I did have a dressmaker create my wedding dress for me based on a magazine picture that I gave her. I cost be $1,300 to have this dress made, but if I had bought it in the store it definitely would have cost me at least $5,000 because it was very ornate.
I definitely think that there is demand for a dressmaker creating these types of designs because it is a much more cost effective route to take because weddings dresses are so expensive. I also think that dressmakers can focus on the prom market and perform alterations for business customers. I can see it being a lucrative business for some.
@manykitties2 = It sounds like your dress turned out really well. It is too bad you didn't try some student dressmakers, as you may have gotten a really good deal. My friend is a fashion student and she has everything, the dressmaker mannequins, a dressmaker sewing machine and can even make custom dressmaker forms when she needs to.
The great thing about student dressmakers is that they can save you a ton of cash, and they are quite skilled. Generally you just have to pay for the price of the materials, and of course some cash for their time. Like in many professions, student dressmakers really want pieces they can add to their portfolios.

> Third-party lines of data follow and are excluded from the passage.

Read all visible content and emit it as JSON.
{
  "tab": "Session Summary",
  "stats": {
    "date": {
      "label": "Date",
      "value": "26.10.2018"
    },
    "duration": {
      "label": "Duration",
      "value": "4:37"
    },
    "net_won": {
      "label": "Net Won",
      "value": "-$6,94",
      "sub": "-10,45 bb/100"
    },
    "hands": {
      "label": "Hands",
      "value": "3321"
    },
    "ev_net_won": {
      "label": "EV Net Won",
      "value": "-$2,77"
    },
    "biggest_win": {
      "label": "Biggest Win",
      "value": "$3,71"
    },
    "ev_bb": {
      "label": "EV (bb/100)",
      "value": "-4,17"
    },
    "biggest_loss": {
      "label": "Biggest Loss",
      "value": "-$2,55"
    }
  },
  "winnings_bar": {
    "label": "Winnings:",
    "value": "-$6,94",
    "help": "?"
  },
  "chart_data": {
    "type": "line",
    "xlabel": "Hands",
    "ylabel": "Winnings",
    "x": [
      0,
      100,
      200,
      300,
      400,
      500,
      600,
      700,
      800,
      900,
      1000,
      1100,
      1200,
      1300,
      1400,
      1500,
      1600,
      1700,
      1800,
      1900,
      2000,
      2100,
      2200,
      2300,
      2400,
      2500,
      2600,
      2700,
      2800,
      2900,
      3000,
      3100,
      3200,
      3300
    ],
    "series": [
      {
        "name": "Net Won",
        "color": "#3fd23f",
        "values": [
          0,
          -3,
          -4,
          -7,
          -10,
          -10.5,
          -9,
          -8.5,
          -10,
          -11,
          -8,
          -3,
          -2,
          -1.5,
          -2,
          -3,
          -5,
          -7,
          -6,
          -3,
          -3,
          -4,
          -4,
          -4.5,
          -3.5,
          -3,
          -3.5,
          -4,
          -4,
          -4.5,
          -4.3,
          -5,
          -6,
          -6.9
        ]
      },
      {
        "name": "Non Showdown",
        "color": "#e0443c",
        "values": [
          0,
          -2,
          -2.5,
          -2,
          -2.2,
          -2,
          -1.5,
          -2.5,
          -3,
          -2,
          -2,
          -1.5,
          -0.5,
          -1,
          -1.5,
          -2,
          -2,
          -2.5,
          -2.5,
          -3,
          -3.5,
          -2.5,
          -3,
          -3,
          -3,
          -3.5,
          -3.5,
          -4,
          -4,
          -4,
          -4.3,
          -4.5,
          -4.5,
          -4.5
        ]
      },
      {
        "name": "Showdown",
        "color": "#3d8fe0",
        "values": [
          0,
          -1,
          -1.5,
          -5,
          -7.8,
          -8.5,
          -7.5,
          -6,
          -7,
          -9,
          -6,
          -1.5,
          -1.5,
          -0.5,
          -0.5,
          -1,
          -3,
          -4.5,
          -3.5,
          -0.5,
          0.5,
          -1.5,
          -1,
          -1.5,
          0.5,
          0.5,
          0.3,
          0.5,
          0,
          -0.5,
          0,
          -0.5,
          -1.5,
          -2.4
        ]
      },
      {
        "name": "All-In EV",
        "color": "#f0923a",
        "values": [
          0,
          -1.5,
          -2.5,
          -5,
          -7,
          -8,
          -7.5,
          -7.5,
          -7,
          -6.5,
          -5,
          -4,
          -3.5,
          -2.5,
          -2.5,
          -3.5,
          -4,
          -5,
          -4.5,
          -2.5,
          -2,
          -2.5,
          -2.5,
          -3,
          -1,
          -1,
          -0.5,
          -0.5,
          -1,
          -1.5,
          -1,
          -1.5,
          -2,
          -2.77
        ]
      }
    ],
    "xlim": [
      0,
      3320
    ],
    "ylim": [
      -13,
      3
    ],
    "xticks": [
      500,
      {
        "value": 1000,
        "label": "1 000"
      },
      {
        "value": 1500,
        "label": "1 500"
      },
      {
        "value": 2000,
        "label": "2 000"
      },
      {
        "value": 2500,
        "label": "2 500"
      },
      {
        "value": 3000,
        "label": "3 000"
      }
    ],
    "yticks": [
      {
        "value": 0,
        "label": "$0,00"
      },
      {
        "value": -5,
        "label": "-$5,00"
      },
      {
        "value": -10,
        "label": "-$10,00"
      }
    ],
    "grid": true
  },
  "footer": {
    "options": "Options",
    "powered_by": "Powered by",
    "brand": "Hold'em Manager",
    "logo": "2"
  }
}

When I got married I went to a wonderful wedding dressmaker for my gown. I looked at oodles of designs that were already in store, but I just couldn't find anything that really matched my preferences. For someone reason, getting a simple and classic dress these days is a real challenge.
I actually ended up going to a bridal dressmaker and sketching out something I wanted. As far as I was concerned my dressmaker was as any designer, and I loved my gown.
It was a bit pricey to have my gown made by a wedding dressmaker, but well worth the expense. I got so many compliments.